I have two Radrovers, two step-thru Radcities, and a Himiway Cobra Pro.  I figure the ebikes mechanicals and electronics are somewhat water resistant against rain, puddles, and ebike tire splash.  I use way less soap and water washing compared to riding and getting stuck in the rain storm. 

The most important tool I have for washing my ebikes (and cars) is an air blower.  So many places for water to hide and sit to cause rust or prevent lubrication from penetrating.  I wash with microfiber towel+car soap, soft bristle brush on the tires, and rinse with low water pressure with nozzle on full spray.  I use my XPower A-2 Airrow Pro 2 speed electric air 90 CFM to blow out any water from frame, brakes, spokes, chain, derailleur, etc...  I also use my air blower if I'm caught in rain storm on my ebikes to speed up the drying process.
2023 Himiway Cobra Pro, two 2018/2023 Radcity Step-Thru, & two 2016 Radrovers


I've ridden daily for three years. I have a Radrunner, a Radmission, and an Aventon Abound. I've never bothered to dry them. A Radrunner controller gets any water picked up by the front tire, and I did have trouble with an aftermarket controller until I sealed it with RTV.

The only rust I recall were spots on maybe 4 outboard rails of the Radrunner chain. I would wipe the chain after applying Finish Line dry lube, and I think I'd wiped the protection off come links. After that, I made it a point not to wipe until the vehicle had evaporated. I haven't seen any more rust.

Aventon is so confident that they say parking in the rain is fine.

John Rose

In the assembly instructions they say:
QuoteWARNING: Donot touch the brake rotor, which has sharp edges and can cause serious injury. Touching the brake rotor or brake pads with bare skin can also transfer natural oils. Oils or other lubricants can decrease braking performance. We recommend wearing protective gloves when working near the braking system.
Sharpness of edges aside, if touching them with bare hands is a no-no what about wiping off mud spatters?
I kinda' think they're being a bit overly cautious about fingerprints.
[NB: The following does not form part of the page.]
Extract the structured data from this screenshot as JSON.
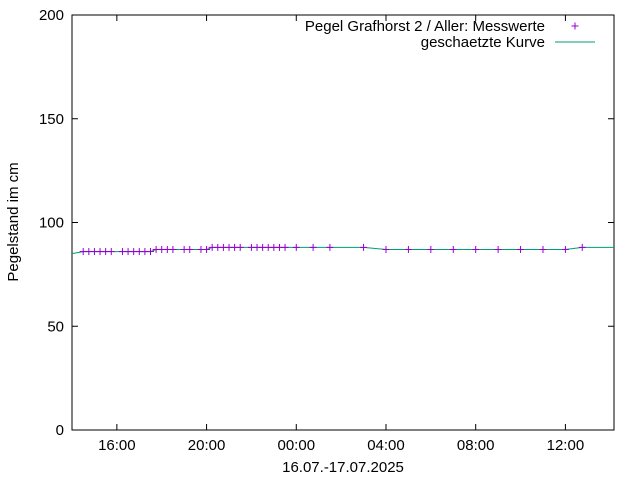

Today I just wiped down one of our bikes with a dish cloth rinsed in a bucket of warm water. I'll do the other (less muddy) bike tomorrow, then work on cleaning and lubing the chains, derailleurs, and gears.
Also wipe the brake rotors with 99% isopropyl.
RadMini ST 2 / RadExpand 5


My calipers wipe off the disks. Don't yours? If I saw dried mud, I'd start with a brush.
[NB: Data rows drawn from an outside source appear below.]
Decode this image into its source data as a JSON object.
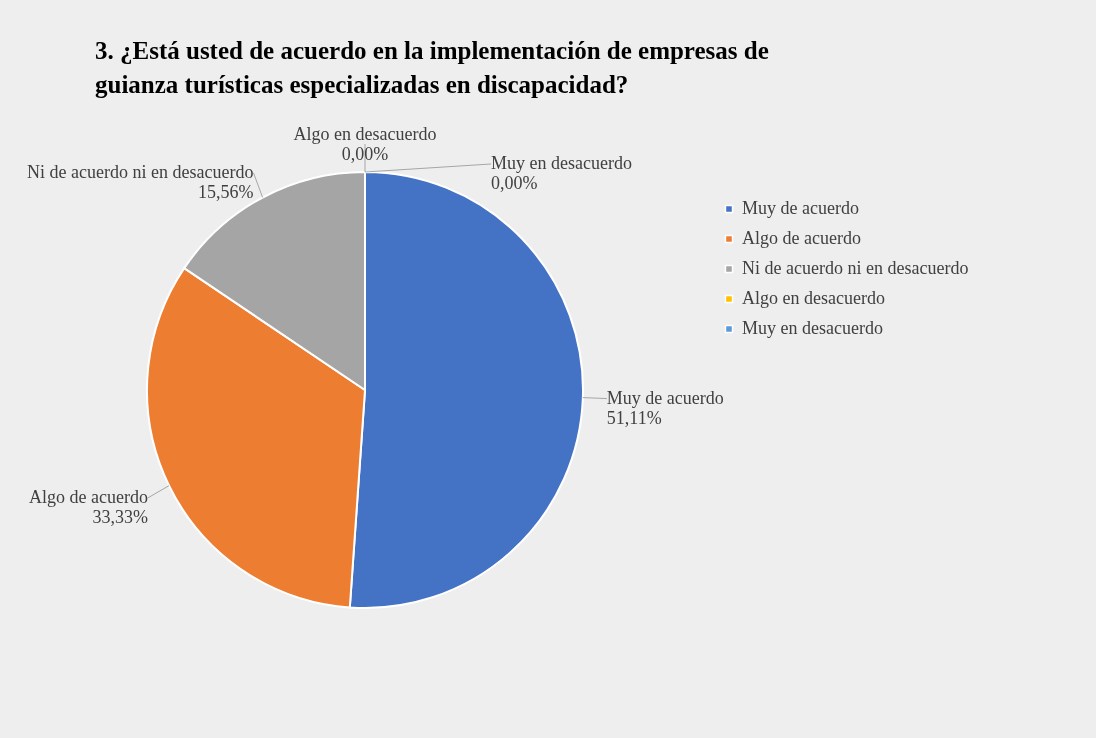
{
  "chart_data": {
    "type": "pie",
    "title": "3. ¿Está usted de acuerdo en la implementación de empresas de guianza turísticas especializadas en discapacidad?",
    "categories": [
      "Muy de acuerdo",
      "Algo de acuerdo",
      "Ni de acuerdo ni en desacuerdo",
      "Algo en desacuerdo",
      "Muy en desacuerdo"
    ],
    "values": [
      51.11,
      33.33,
      15.56,
      0,
      0
    ],
    "colors": [
      "#4472c4",
      "#ed7d31",
      "#a5a5a5",
      "#ffc000",
      "#5b9bd5"
    ],
    "value_labels": [
      "51,11%",
      "33,33%",
      "15,56%",
      "0,00%",
      "0,00%"
    ],
    "legend": "right"
  }
}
When I've felt uneven breaking ( changing friction as the disk rotates between the pads ), I've assumed I'd touched the disk with a finger, which could have a bit of oil or grease from working on the bike. I'd restore smooth braking by spraying a little contact cleaner on a paper towel and wiping the disk. Brake cleaner is a stronger solvent, but it's more likely to damage skin or bike parts.

The dirtiest part of my bike used to be the grimy chain drive. It has stayed clean since I began using Finish Line Dry Lube. Maybe that's why it never occurs to me to wash any of my bikes: a clean chain makes a whole bike look clean.

After 3,000 Finish Line miles on one chain, I was obsessed. I bought a breaker and a master link. I put three layers of wire mesh in a coffee can, laid the neatly coiled chain on the mesh, and covered it with a couple of ounces of gasoline. I covered the can to reduce evaporation and let it soak two hours with periodic agitation. That was how we did it in the old days. The solvent would turn black, and lots of grit would settle through the mesh to the bottom.

I hung the chain to dry and poured out the opaque gasoline carefully so as not to disturb what had settled through mesh. I picked up the mesh and found that nothing had settled except what looked like rust stains on the plastic. The next day, when it was dry, I picked up some of the stain on my fingertip. It wasn't gritty but soft. It looked and felt like cocoa powder. Is cocoa powder the miracle lube of the 21st Century?

This stuff keeps chains smooth, quiet, and rust-free, and it seems to repel grit. I've found it cheap to use. I use a 25-gauge needle to apply it drop by drop.